Dalam gelengan kepalanya dia tidak bisa berhenti tersenyum jika membayangkan kejadian-kejadian aneh yang dia lewati tadi, ada banyak rasa. Antara lucu, takut, khawatir, dan kesal bercampur menjadi satu     

"Hei, Erin " panggil aline.     

Erin menoleh ke arahnya lagi-lagi dengan wajah tanpa berdosa.     

"Lagian kenapa itu korset bagian kancingnya bisa di punggung? " Tanya aline seolah-olah dia pernah memakainya.     

"Bukannya kancingnya disimpan di bagian depan? " Dia pun melanjutkan pertanyaannya pada Erin yang sedang memakai seragamnya dan merapikan kancing-kancingnya.     

"Kak aline yang terhormat " Erin berucap, "aku tidak tahu cara pakainya, kupikir kancingnya di belakang.
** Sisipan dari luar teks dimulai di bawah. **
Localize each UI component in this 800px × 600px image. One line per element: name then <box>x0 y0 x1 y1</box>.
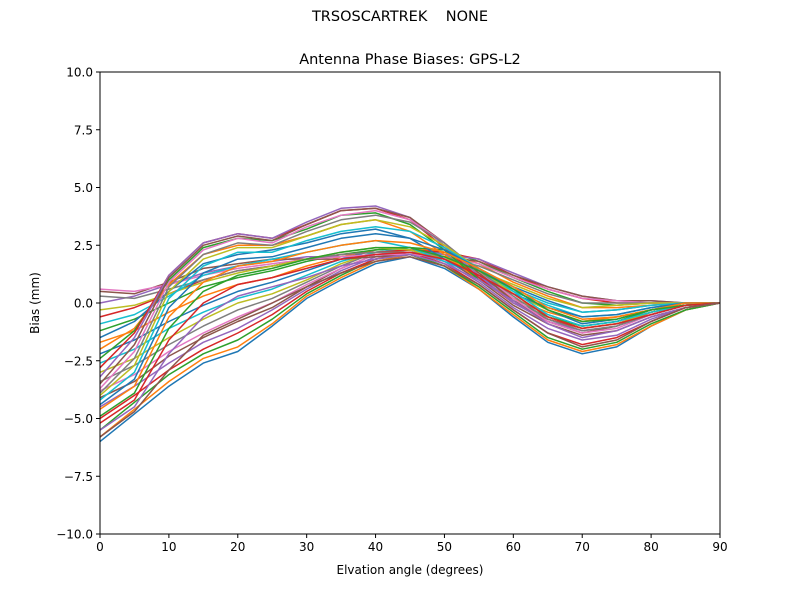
chart-title: Antenna Phase Biases: GPS-L2 <box>299 52 521 68</box>
y-tick-label: 5.0 <box>74 181 93 195</box>
series-line-az-340 <box>99 253 721 431</box>
x-tick-label: 70 <box>575 540 590 554</box>
x-tick-label: 10 <box>161 540 176 554</box>
series-line-az-270 <box>99 214 721 394</box>
series-line-az-310 <box>99 239 720 410</box>
series-line-az-320 <box>99 246 721 417</box>
y-tick-label: 0.0 <box>74 297 93 311</box>
series-line-az-250 <box>99 207 721 385</box>
x-axis-ticks: 0 10 20 30 40 50 60 70 80 90 <box>96 534 728 554</box>
y-axis-label: Bias (mm) <box>28 272 42 334</box>
series-layer <box>99 205 721 443</box>
series-line-az-260 <box>99 209 721 390</box>
x-tick-label: 30 <box>299 540 314 554</box>
series-line-az-290 <box>99 226 721 401</box>
series-line-az-330 <box>99 251 721 424</box>
y-tick-label: 10.0 <box>66 66 93 80</box>
y-tick-label: −7.5 <box>64 470 93 484</box>
y-tick-label: −2.5 <box>64 354 93 368</box>
x-tick-label: 20 <box>230 540 245 554</box>
y-axis-ticks: −10.0 −7.5 −5.0 −2.5 0.0 2.5 5.0 7.5 10.0 <box>56 66 100 542</box>
y-tick-label: 7.5 <box>74 123 93 137</box>
x-tick-label: 50 <box>437 540 452 554</box>
x-axis-label: Elvation angle (degrees) <box>337 563 484 577</box>
x-tick-label: 0 <box>96 540 104 554</box>
x-tick-label: 90 <box>712 540 727 554</box>
y-tick-label: −10.0 <box>56 528 93 542</box>
x-tick-label: 80 <box>643 540 658 554</box>
series-line-az-160 <box>99 253 720 304</box>
y-tick-label: 2.5 <box>74 239 93 253</box>
x-tick-label: 60 <box>506 540 521 554</box>
y-tick-label: −5.0 <box>64 412 93 426</box>
series-line-az-350 <box>99 256 721 438</box>
x-tick-label: 40 <box>368 540 383 554</box>
figure-suptitle: TRSOSCARTREK NONE <box>311 9 489 25</box>
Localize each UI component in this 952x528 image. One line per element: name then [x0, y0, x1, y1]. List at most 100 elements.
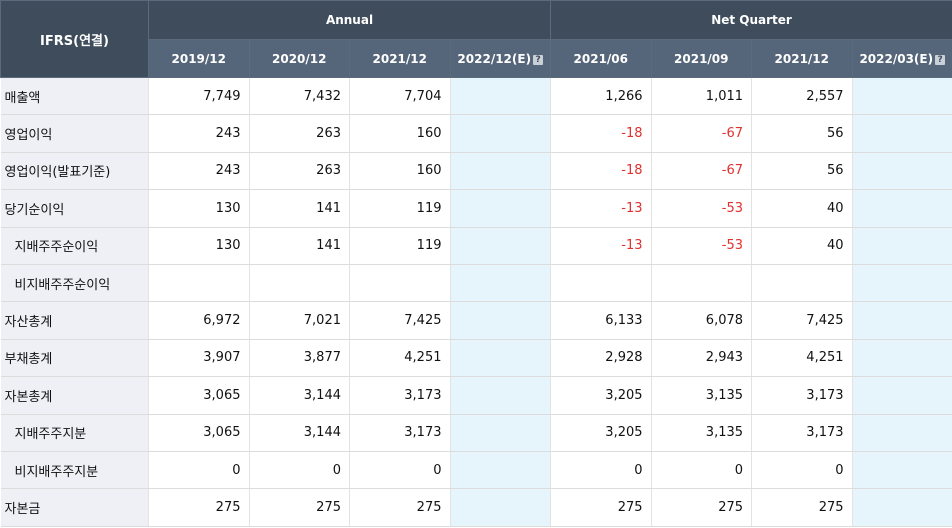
value-cell	[550, 264, 652, 303]
period-header-quarter: 2021/09	[650, 39, 753, 78]
value-cell: 0	[550, 451, 652, 490]
table-row: 당기순이익 130 141 119 -13 -53 40	[0, 189, 952, 228]
value-cell: 7,704	[349, 77, 451, 116]
table-row: 부채총계 3,907 3,877 4,251 2,928 2,943 4,251	[0, 339, 952, 378]
estimate-cell	[450, 227, 552, 265]
table-body: 매출액 7,749 7,432 7,704 1,266 1,011 2,557 영업이익 243…	[0, 77, 952, 527]
value-cell: 56	[751, 152, 853, 191]
row-label: 부채총계	[0, 339, 149, 378]
value-cell: 3,065	[148, 376, 250, 415]
row-label: 자본금	[0, 488, 149, 527]
value-cell: 275	[651, 488, 753, 527]
value-cell: -53	[651, 227, 753, 265]
value-cell: 3,173	[349, 376, 451, 415]
table-row: 비지배주주순이익	[0, 264, 952, 303]
table-row: 지배주주지분 3,065 3,144 3,173 3,205 3,135 3,173	[0, 414, 952, 452]
table-row: 자산총계 6,972 7,021 7,425 6,133 6,078 7,425	[0, 301, 952, 340]
period-label: 2022/12(E)	[457, 51, 532, 66]
value-cell: -13	[550, 189, 652, 228]
period-header-quarter: 2021/12	[751, 39, 853, 78]
row-label: 비지배주주지분	[0, 451, 149, 490]
value-cell: 0	[349, 451, 451, 490]
value-cell: 3,144	[249, 414, 350, 452]
row-label: 영업이익(발표기준)	[0, 152, 149, 191]
value-cell: 3,135	[651, 414, 753, 452]
value-cell: -13	[550, 227, 652, 265]
value-cell: 7,749	[148, 77, 250, 116]
value-cell: 160	[349, 114, 451, 153]
question-icon[interactable]: ?	[935, 54, 946, 65]
question-icon[interactable]: ?	[533, 54, 544, 65]
value-cell: 275	[148, 488, 250, 527]
value-cell: -18	[550, 152, 652, 191]
estimate-cell	[450, 114, 552, 153]
value-cell: 275	[249, 488, 350, 527]
estimate-cell	[852, 152, 952, 191]
period-label: 2022/03(E)	[859, 51, 934, 66]
estimate-cell	[852, 227, 952, 265]
value-cell: 7,425	[751, 301, 853, 340]
value-cell: 3,144	[249, 376, 350, 415]
row-label: 지배주주순이익	[0, 227, 149, 265]
value-cell	[651, 264, 753, 303]
value-cell: 3,205	[550, 414, 652, 452]
value-cell	[249, 264, 350, 303]
value-cell	[751, 264, 853, 303]
table-row: 자본총계 3,065 3,144 3,173 3,205 3,135 3,173	[0, 376, 952, 415]
value-cell: 275	[751, 488, 853, 527]
period-label: 2021/06	[573, 51, 628, 66]
row-label: 자산총계	[0, 301, 149, 340]
value-cell: -18	[550, 114, 652, 153]
estimate-cell	[852, 301, 952, 340]
value-cell: 7,425	[349, 301, 451, 340]
estimate-cell	[450, 488, 552, 527]
value-cell: 243	[148, 114, 250, 153]
period-header-quarter: 2021/06	[550, 39, 652, 78]
period-label: 2019/12	[171, 51, 226, 66]
estimate-cell	[852, 414, 952, 452]
period-label: 2021/09	[674, 51, 729, 66]
value-cell: 2,557	[751, 77, 853, 116]
estimate-cell	[450, 264, 552, 303]
value-cell: 3,205	[550, 376, 652, 415]
estimate-cell	[852, 189, 952, 228]
value-cell: 141	[249, 189, 350, 228]
table-row: 매출액 7,749 7,432 7,704 1,266 1,011 2,557	[0, 77, 952, 116]
estimate-cell	[852, 339, 952, 378]
value-cell: 6,078	[651, 301, 753, 340]
estimate-cell	[450, 152, 552, 191]
value-cell: 263	[249, 114, 350, 153]
period-header-annual: 2020/12	[248, 39, 350, 78]
value-cell: 56	[751, 114, 853, 153]
value-cell: 263	[249, 152, 350, 191]
row-label: 영업이익	[0, 114, 149, 153]
estimate-cell	[852, 451, 952, 490]
value-cell: 1,011	[651, 77, 753, 116]
value-cell: 3,173	[751, 376, 853, 415]
value-cell: 275	[349, 488, 451, 527]
table-row: 영업이익(발표기준) 243 263 160 -18 -67 56	[0, 152, 952, 191]
table-row: 자본금 275 275 275 275 275 275	[0, 488, 952, 527]
value-cell: 1,266	[550, 77, 652, 116]
table-row: 비지배주주지분 0 0 0 0 0 0	[0, 451, 952, 490]
row-label: 자본총계	[0, 376, 149, 415]
period-label: 2021/12	[774, 51, 829, 66]
value-cell: 119	[349, 189, 451, 228]
value-cell: 6,133	[550, 301, 652, 340]
value-cell: 243	[148, 152, 250, 191]
value-cell: 7,432	[249, 77, 350, 116]
estimate-cell	[450, 414, 552, 452]
value-cell: 0	[148, 451, 250, 490]
value-cell: -53	[651, 189, 753, 228]
period-header-annual: 2019/12	[148, 39, 250, 78]
estimate-cell	[450, 376, 552, 415]
value-cell: 3,907	[148, 339, 250, 378]
value-cell: 3,173	[349, 414, 451, 452]
value-cell: 0	[651, 451, 753, 490]
value-cell: 119	[349, 227, 451, 265]
value-cell: 0	[249, 451, 350, 490]
estimate-cell	[852, 114, 952, 153]
value-cell: 3,135	[651, 376, 753, 415]
row-label: 비지배주주순이익	[0, 264, 149, 303]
Pertama pakai nyaman tapi lama-lama seperti berubah menjadi buas menghimpit semua lemak-lemak dalam tubuhku sehingga membuat aku tidak bisa bernafas, lalu mataku kunang-kunang dan pingsan! "     

"Sudah tahu tidak bisa maksa lagi.. " aline menanggapi alasan-alasan Erin.     

"Sudah, kalian tidak capek apa dari tadi cek-cok terus? " Kali ini Nita mencoba melerai adu mulut kedua stafnya.     

Mereka sepertinya tidak ada lelah sedikitpun, kelihatan super power tiada tanding karena sedari tadi bicara terus menerus membuat Nita pusing dan terasa panas di telinganya.     

"Sudah berapa hari kamu tidak makan? " Lalu Nita bertanya pada Erin, dia terdiam sejenak karena dia merasa bahwa pimpinannya itu tahu kalau dia sengaja melakukan diet untuk menurunkan berat badannya.     

"Baru empat hari " jawab erin pelan.     

"Wah, hebat juga tidak makan empat hari. Mau diet jadi tidak makan nasi? Maunya makan angin biar ringan? " Aline menjadi komentator pertama ketika mendengarkan jawaban dari pertanyaan Nita pada Erin.     

"Aline! " Cetus nita pelan, "teman susah malah di terus saja kamu sudutin.. "     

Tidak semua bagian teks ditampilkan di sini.